Chambers Fine Art, New York
Acquired by the present owner from the above

Exhibited

Vancouver Art Gallery, Home and Away: Crossing Cultures on the Pacific Rim, October 23, 2003 - January 18, 2004, pp. 6 and 42, illustrated in color

Catalogue Note

Although Yin Xiuzhen trained in the painting department at Capital Normal University in Beijing, she began making the installations for which she is best known in 1989. One of her best-known works of the mid-1990's, Washing the River (1995), consisted of frozen blocks of water taken from a polluted river that the artist encouraged passers-by to clean by scrubbing their surfaces. In this and her subsequent works, it is clear that Yin is critically engaged with the consequences of the modernization of the world's urban centers. Part of that concern is reflected in the ongoing series Portable Cities (2001-present), in which she constructs major aspects of a city she has visited—for example, the Golden Gate Bridge in San Francisco—with items of clothing used by the city's inhabitants. The sculptures take the form of open suitcases, with the skyline of the identified city fleshed out in the clothing 'within' the suitcase. The personal nature of the materials humanizes the buildings, lending a quaintness to Yin's private version of a given city; but the materials remain anonymous and the experience of the city itself fleeting, both of which reference familiar aspects of urban life everywhere.
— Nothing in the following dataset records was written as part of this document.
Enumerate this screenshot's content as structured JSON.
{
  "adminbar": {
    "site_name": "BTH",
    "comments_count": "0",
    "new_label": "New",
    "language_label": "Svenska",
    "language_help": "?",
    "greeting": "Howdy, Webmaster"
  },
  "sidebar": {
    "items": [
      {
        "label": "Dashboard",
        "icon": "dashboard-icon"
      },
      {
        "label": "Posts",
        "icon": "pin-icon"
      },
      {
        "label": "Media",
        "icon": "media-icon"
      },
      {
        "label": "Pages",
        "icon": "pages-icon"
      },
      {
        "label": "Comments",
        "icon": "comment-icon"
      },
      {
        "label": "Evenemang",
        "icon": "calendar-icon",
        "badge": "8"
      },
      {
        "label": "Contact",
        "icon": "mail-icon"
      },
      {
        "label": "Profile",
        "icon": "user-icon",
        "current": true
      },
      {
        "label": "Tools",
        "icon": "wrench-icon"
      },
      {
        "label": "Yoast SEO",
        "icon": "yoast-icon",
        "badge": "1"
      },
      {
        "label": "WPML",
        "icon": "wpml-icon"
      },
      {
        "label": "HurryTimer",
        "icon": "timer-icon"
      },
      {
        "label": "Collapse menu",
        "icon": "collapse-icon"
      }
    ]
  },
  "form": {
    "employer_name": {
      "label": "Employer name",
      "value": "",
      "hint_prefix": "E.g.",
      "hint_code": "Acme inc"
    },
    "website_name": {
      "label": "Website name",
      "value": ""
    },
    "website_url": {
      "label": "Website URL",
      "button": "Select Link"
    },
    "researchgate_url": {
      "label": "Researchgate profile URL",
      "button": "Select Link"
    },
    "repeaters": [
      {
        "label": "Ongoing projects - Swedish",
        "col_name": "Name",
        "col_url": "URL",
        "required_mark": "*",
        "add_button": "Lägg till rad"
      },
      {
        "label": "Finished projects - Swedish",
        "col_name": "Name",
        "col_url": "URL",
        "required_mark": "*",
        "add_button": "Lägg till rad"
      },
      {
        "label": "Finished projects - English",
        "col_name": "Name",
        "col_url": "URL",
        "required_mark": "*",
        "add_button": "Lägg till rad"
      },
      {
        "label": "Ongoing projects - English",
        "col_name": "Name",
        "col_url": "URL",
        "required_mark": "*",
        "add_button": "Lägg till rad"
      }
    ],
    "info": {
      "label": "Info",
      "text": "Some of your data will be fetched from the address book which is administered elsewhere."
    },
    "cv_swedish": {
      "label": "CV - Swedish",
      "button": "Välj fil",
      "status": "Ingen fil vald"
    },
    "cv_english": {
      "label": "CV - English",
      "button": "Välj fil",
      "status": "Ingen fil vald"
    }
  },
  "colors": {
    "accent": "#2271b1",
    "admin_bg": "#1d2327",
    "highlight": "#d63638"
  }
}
In Portable Cities: Vancouver (2003), Yin includes her standard construction materials: a suitcase with buildings built from clothing, a city map, a light, and an audio recording of music specific to Vancouver. The viewer has the sense Yin intends to represent the essence of Vancouver in a format that emphasizes the transient nature of city life—or, more importantly, the life of an international artist traveling amongst exhibitions taking place all over the globe. The suitcase is entirely portable, reflecting the life the artist herself has chosen. Marvelously ephemeral, but powerful in the packing-in of references, these miniature cities are both models of and tributes to the cities that are their inspirations. Yin challenges us to confront our own transitory experiences in contemporary urban life.